Indy hotel industry struggles as pandemic impacts thousands of workers

Data pix.

INDIANAPOLIS, Ind. - The COVID-19 pandemic is causing the hospitality industry to make very tough decisions. Hotels in downtown Indianapolis that typically see thousands of people a week are shutting down operations.

Hotels should be at a 70% occupancy, but instead no travel means drastically low numbers. Hotels are down to two or three-percent occupancy according to Senior Vice President of Visit Indy, Chris Gahl.

“We had a very strong January, a very strong February and then the crisis hit,” said Gahl.

The JW Marriott, the city’s largest hotel, has shut down operations temporarily and they’re not alone.

“We’ve seen a lot of our hotel partners unfortunately furloughing and shoring up staff in the interim. We know they’ll be needed again to bounce back, once our hotels are full again,” Gahl added.

It’s a big hit for the 83,000 men and women who rely on tourism for a paycheck. Nearly 12% or 10,000 of those workers are in our hotels.

“They are the house keepers, they are the front desk clerks, the men and women who make those hotels work,” said Gahl, “Many of those hotels with the doors closing, even if it is just temporarily the ripple effect is not only from the guest perspective, but it’s the men and women who are inside who would normally be earning paychecks.”

Patrick Tamm is the President and CEO of the Indiana Restaurant and Lodging Association. He says the closure of hotels has a domino effect on collections of sales tax, food and beverage tax and rental car and ticket tax.

“Indianapolis is more reliant on group business than any other market in the country,” said Tamm. “You’ve basically stopped a freight train. Everyone talks about 0 to 60, we went from 60 to 0 in a nanosecond.”

Members of hotel leadership are not taking these decisions lightly.

“The gentleman that runs as general manager at the Hyatt, 10 years ago started out parking cars there,” Tamm explained, “So, when he’s had to make those decisions, he understands the impacts.”

Both Tamm and Gahl believe hotels will bounce back. Weekly conversations between Visit Indy and hotels are helping understand where the industry stands now and where it will be in the future.

“We’ll have a big update meeting tomorrow (Tuesday) with them to also hear about how they’re closing, when they are closing and if they are closing,” said Gahl. “We’re in daily conversations with our hotel partners to understand what they’re hearing, what they are doing proactively and reactively, during this tourism crisis.”

Showing groups and conventions, Indy is still the place to visit once it’s safe to do so.

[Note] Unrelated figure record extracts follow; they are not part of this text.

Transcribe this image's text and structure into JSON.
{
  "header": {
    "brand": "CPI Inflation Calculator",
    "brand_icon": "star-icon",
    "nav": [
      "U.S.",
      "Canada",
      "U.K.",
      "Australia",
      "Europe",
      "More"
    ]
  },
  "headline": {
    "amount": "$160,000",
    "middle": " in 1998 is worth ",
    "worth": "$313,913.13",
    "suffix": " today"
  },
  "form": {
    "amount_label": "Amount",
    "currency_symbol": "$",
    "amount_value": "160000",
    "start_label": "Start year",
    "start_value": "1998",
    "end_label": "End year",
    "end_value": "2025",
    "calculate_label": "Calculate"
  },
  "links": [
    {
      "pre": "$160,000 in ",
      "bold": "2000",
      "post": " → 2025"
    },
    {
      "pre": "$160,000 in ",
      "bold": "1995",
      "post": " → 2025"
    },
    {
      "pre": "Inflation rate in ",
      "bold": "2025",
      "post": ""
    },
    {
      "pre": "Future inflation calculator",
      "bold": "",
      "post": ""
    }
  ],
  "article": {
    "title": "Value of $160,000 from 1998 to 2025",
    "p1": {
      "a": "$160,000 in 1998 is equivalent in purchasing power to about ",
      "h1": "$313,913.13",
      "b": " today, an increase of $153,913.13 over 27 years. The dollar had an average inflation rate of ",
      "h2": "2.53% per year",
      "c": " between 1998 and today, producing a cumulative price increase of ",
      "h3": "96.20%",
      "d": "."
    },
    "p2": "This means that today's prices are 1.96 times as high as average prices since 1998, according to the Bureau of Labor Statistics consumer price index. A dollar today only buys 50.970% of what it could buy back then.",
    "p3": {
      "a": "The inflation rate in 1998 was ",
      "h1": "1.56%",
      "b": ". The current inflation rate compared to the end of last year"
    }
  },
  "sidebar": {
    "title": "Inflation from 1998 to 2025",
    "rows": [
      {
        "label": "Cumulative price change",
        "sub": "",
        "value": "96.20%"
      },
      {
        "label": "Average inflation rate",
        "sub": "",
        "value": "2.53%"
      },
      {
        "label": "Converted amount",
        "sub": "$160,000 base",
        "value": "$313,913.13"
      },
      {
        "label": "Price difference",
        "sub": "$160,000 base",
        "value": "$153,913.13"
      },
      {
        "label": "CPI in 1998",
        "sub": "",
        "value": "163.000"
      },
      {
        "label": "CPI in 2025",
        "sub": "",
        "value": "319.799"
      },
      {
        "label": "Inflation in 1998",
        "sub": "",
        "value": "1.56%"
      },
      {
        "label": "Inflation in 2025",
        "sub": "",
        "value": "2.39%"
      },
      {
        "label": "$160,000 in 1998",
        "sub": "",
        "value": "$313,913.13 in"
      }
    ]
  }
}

“Rather than canceling their meeting, can we postpone it and push it further into 2020 or even an additional year, so that message has been effective, and we’ve had some success in moving conventions from spring into summer and dare we say, from fall into winter,” said Gahl.

Last year, Indianapolis welcomed 30 million visitors, a record-setting number according to Visit Indy.